Les pirates se sont donc rabattus sur trois types d'attaques : l'ingénierie sociale, l'attaque de type "dictionnaire", et l'attaque directe des serveurs.
L'ingénierie sociale, c'est le processus qui consiste à vous faire fournir vous même votre mot de passe, ou à deviner votre mot de passe par les données personnelles que le pirate connaît de vous. Un proche avec qui vous êtes en mauvais terme pourrait tester votre date de naissance, le nom de votre chien, etc. Un pirate qui ne vous connaît pas peut envoyer un mail de phishing à toute la planète pour pousser les destinataires à révéler leur login et mot de passe, ou d'autres informations qui ont de la valeur.
Certains poussent le vice jusqu'à mettre en pratique ces techniques au téléphone. Ils vous appellent et font croire qu'ils sont techniciens de tel fournisseur de service, et qu'ils ont besoin de votre mot de passe pour corriger quelque chose sur votre compte.

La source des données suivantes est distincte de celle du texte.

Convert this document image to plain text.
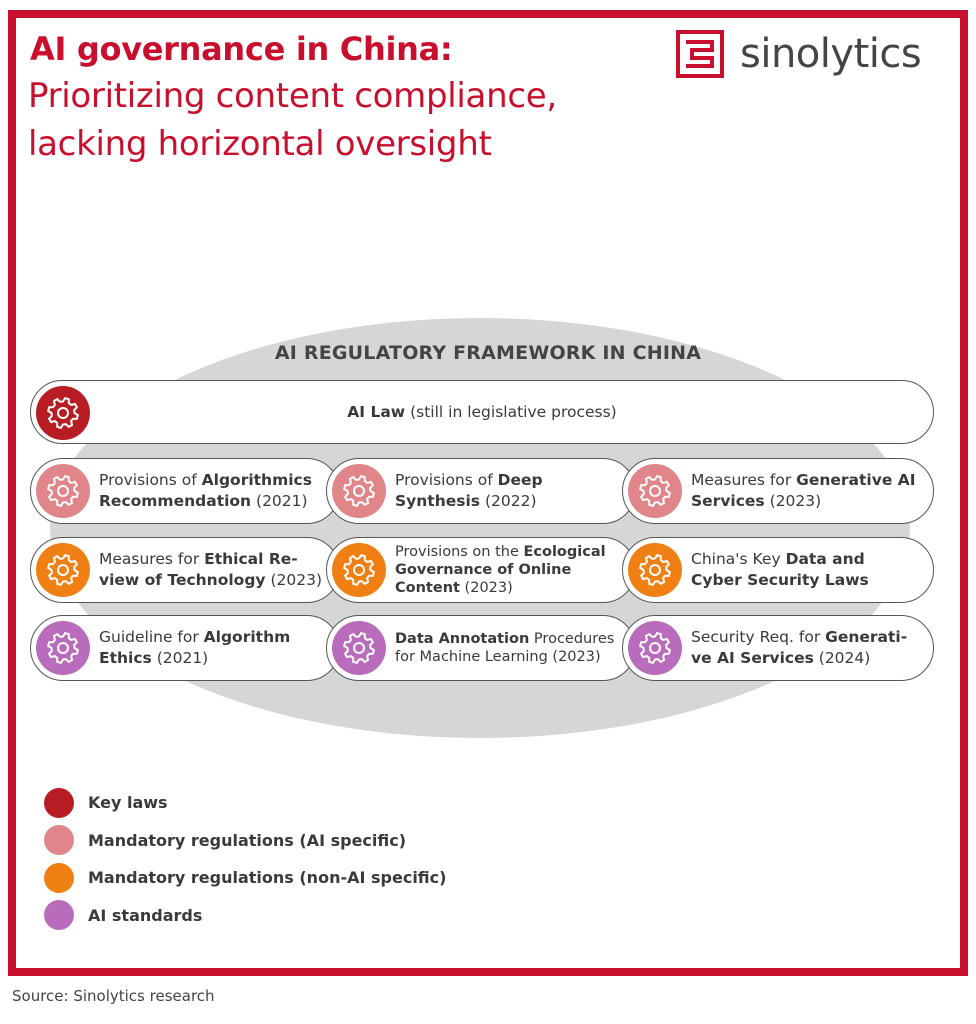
AI governance in China:
Prioritizing content compliance,
lacking horizontal oversight
sinolytics
AI REGULATORY FRAMEWORK IN CHINA
AI Law (still in legislative process)
Provisions of Algorithmics Recommendation (2021)
Provisions of Deep Synthesis (2022)
Measures for Generative AI Services (2023)
Measures for Ethical Re-view of Technology (2023)
Provisions on the Ecological Governance of Online Content (2023)
China's Key Data and Cyber Security Laws
Guideline for Algorithm Ethics (2021)
Data Annotation Procedures for Machine Learning (2023)
Security Req. for Generati-ve AI Services (2024)
Key laws
Mandatory regulations (AI specific)
Mandatory regulations (non-AI specific)
AI standards
Source: Sinolytics research
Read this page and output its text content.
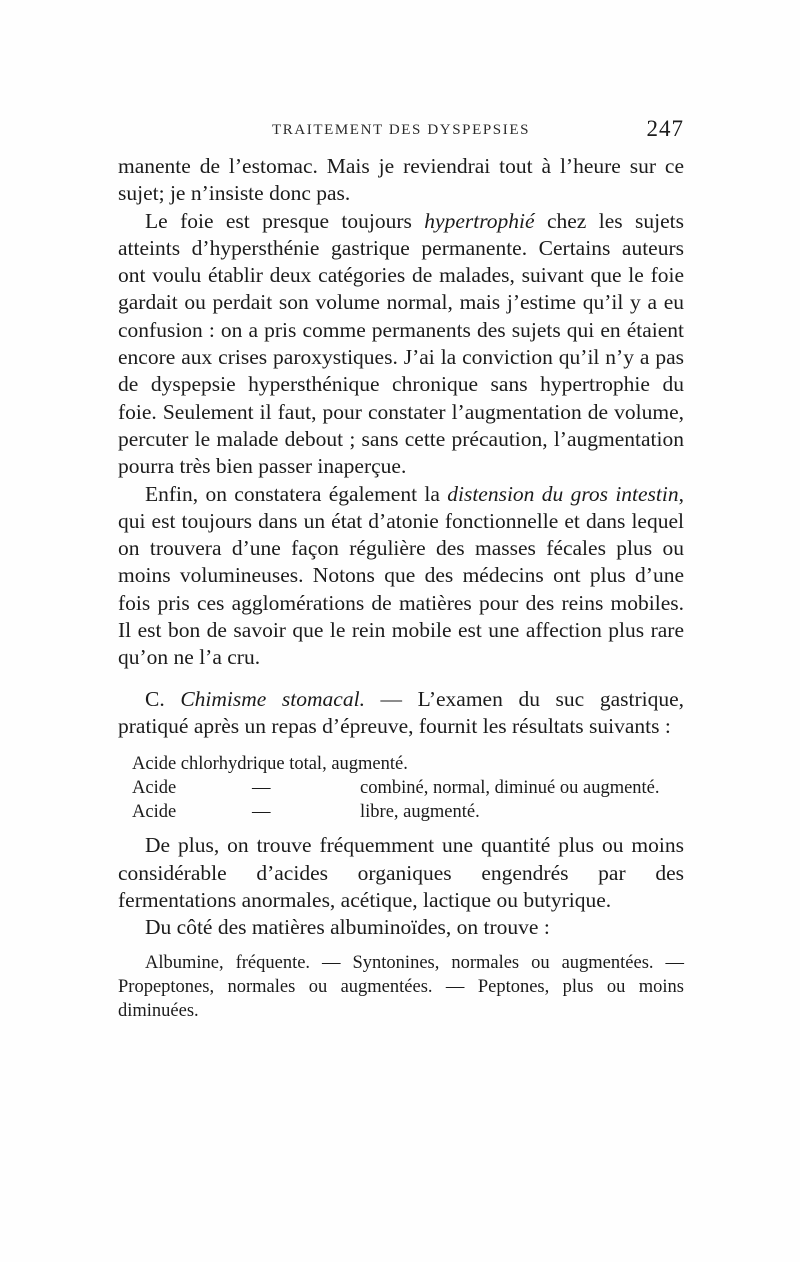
TRAITEMENT DES DYSPEPSIES	247

manente de l’estomac. Mais je reviendrai tout à l’heure sur ce sujet; je n’insiste donc pas.

Le foie est presque toujours hypertrophié chez les sujets atteints d’hypersthénie gastrique permanente. Certains auteurs ont voulu établir deux catégories de malades, suivant que le foie gardait ou perdait son volume normal, mais j’estime qu’il y a eu confusion : on a pris comme permanents des sujets qui en étaient encore aux crises paroxystiques. J’ai la conviction qu’il n’y a pas de dyspepsie hypersthénique chronique sans hypertrophie du foie. Seulement il faut, pour constater l’augmentation de volume, percuter le malade debout ; sans cette précaution, l’augmentation pourra très bien passer inaperçue.

Enfin, on constatera également la distension du gros intestin, qui est toujours dans un état d’atonie fonctionnelle et dans lequel on trouvera d’une façon régulière des masses fécales plus ou moins volumineuses. Notons que des médecins ont plus d’une fois pris ces agglomérations de matières pour des reins mobiles. Il est bon de savoir que le rein mobile est une affection plus rare qu’on ne l’a cru.

C. Chimisme stomacal. — L’examen du suc gastrique, pratiqué après un repas d’épreuve, fournit les résultats suivants :

Acide chlorhydrique total, augmenté.
Acide	—	combiné, normal, diminué ou augmenté.
Acide	—	libre, augmenté.

De plus, on trouve fréquemment une quantité plus ou moins considérable d’acides organiques engendrés par des fermentations anormales, acétique, lactique ou butyrique.

Du côté des matières albuminoïdes, on trouve :

Albumine, fréquente. — Syntonines, normales ou augmentées. — Propeptones, normales ou augmentées. — Peptones, plus ou moins diminuées.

Les attaques de type "dictionnaire" consistent à tester des couples login/mot de passe, pour une liste de valeurs très répandue uniquement. Le pirate teste quelques milliers d'identifiants classiques (john, root, user1, admin, test...) avec une liste de mots de passe classiques (mots du dictionnaire, mots dérivés du dictionnaire, séries de chiffres come 123456, mots de passe par défaut d'équipement grand public, etc.).
Croyez-le ou pas, ça marche. Les deux techniques précitées sont les plus fréquentes, car elles demandent le moins d'efforts, et peuvent rapporter très gros.
La troisième est la plus spectaculaire. Un groupe de pirates peut s'attaquer à un serveur d'une grosse entreprise spécialisée dans les contenus en ligne, par exemple Gawker Media. Les pirates obtiennent alors l'accès à l'ensemble des comptes utilisateurs (plus d'un million dans le cas de Gawker Media) avec l'ensemble des données personnelles enregistrées : email, login, mot de passe... Bien sûr, les mots de passe sont chiffrés. Mais maintenant que les pirates ont l'accès direct aux mots de passe sans devoir les tester au travers d'une connexion internet, ils peuvent les déchiffrer en utilisant toute la puissance des machines actuelles. Et bien sûr, ils peuvent revendre la liste d'adresse email à des spammers.

This weekend we discovered that Gawker Media's servers were compromised,
resulting in a security breach at Lifehacker, Gizmodo, Gawker, Jezebel,
io9, Jalopnik, Kotaku, Deadspin, and Fleshbot. As a result, the user name
and password associated with your comment account were released on the
internet. If you're a commenter on any of our sites, you probably have
several questions.

Outch.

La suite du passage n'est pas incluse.